Thrombophilia Genetic Panel

IFCOR's Thrombophilia Genetic Panel is a comprehensive coagulation and genetics screen for people at elevated risk of inherited blood-clotting disorders. It combines haematological coagulation markers (CBC, prothrombin time, aPTT, fibrinogen, D-dimers, antithrombin) with molecular PCR testing for the five most clinically significant thrombophilia mutations: Factor V Leiden, Prothrombin gene G20210A, Factor XIII, MTHFR C677T, MTHFR A1298C, and PAI-1 4G/5G. Unlike coagulation function tests alone, genetic testing identifies permanent inherited risk that does not normalise with treatment — enabling lifelong risk-aware decisions about anticoagulation, hormonal contraception, pregnancy management, and surgery. Informed consent is required. Results are available within two weeks.
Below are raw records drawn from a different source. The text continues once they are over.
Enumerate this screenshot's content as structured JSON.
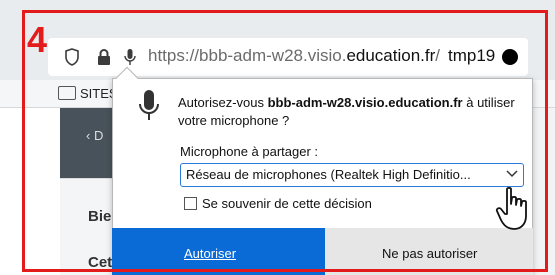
{
  "step_number": "4",
  "url": {
    "prefix": "https://",
    "host": "bbb-adm-w28.visio.",
    "domain": "education.fr",
    "suffix": "/",
    "tab_label": "tmp19"
  },
  "bookmarks": {
    "folder_label": "SITES"
  },
  "page": {
    "back_link": "‹ D",
    "heading1": "Bie",
    "heading2": "Cet"
  },
  "popup": {
    "question_prefix": "Autorisez-vous ",
    "question_domain": "bbb-adm-w28.visio.education.fr",
    "question_suffix": " à utiliser votre microphone ?",
    "share_label": "Microphone à partager :",
    "selected_device": "Réseau de microphones (Realtek High Definitio...",
    "remember_label": "Se souvenir de cette décision",
    "allow_button": "Autoriser",
    "deny_button": "Ne pas autoriser"
  },
  "colors": {
    "frame": "#e31b1b",
    "allow": "#0a6ad6"
  },
  "icons": [
    "shield-icon",
    "lock-icon",
    "microphone-icon",
    "folder-icon",
    "chevron-down-icon",
    "hand-cursor-icon"
  ]
}
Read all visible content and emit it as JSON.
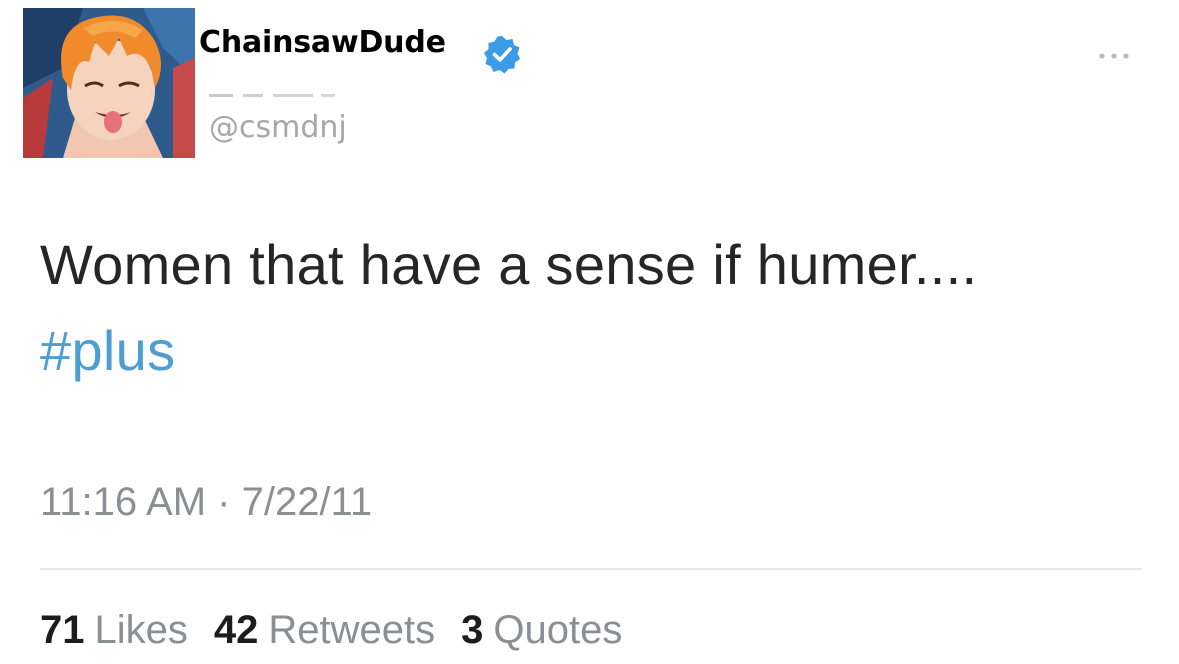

Thrombophilia — a hereditary or acquired tendency toward abnormal blood clotting — is an important predisposing factor for deep vein thrombosis, pulmonary embolism, stroke, recurrent miscarriage, and placental insufficiency. IFCOR's comprehensive panel tests both the functional coagulation system and the genetic variants most strongly associated with inherited thrombophilia risk. The functional coagulation markers included are: CBC for platelet count and haematological status; prothrombin test (PT/INR and ratio) for the extrinsic coagulation pathway; activated partial thromboplastin time (aPTT and ratio) for the intrinsic pathway; fibrinogen for clot formation capacity; D-dimers for fibrin degradation products indicating active clotting activity; and antithrombin III for the primary physiological anticoagulant level. These haematological markers establish the current functional state of the coagulation system. The molecular genetic panel then identifies five permanent hereditary risk factors. Factor V Leiden (c.1691G>A) is the most common inherited thrombophilia in European populations (approximately 5% carrier frequency), causing activated protein C resistance and a 3–8-fold increased DVT risk in heterozygotes. Prothrombin G20210A gene variant increases prothrombin levels and DVT risk 2–3-fold; approximately 2–3% of Europeans carry it. MTHFR C677T and A1298C variants impair folate metabolism, potentially raising homocysteine levels, which is independently associated with thrombotic and cardiovascular risk — though the direct causal link to thrombosis remains a topic of ongoing research. Factor XIII V34L variant affects clot cross-linking structure. PAI-1 4G/5G polymorphism affects fibrinolysis (clot dissolution) capacity. Identifying these variants informs decisions about hormonal contraception (which increases clotting risk and is contraindicated with some thrombophilias), pregnancy anticoagulation planning, and prophylaxis around surgery. Informed consent is required for all genetic testing. Results arrive within 2 weeks.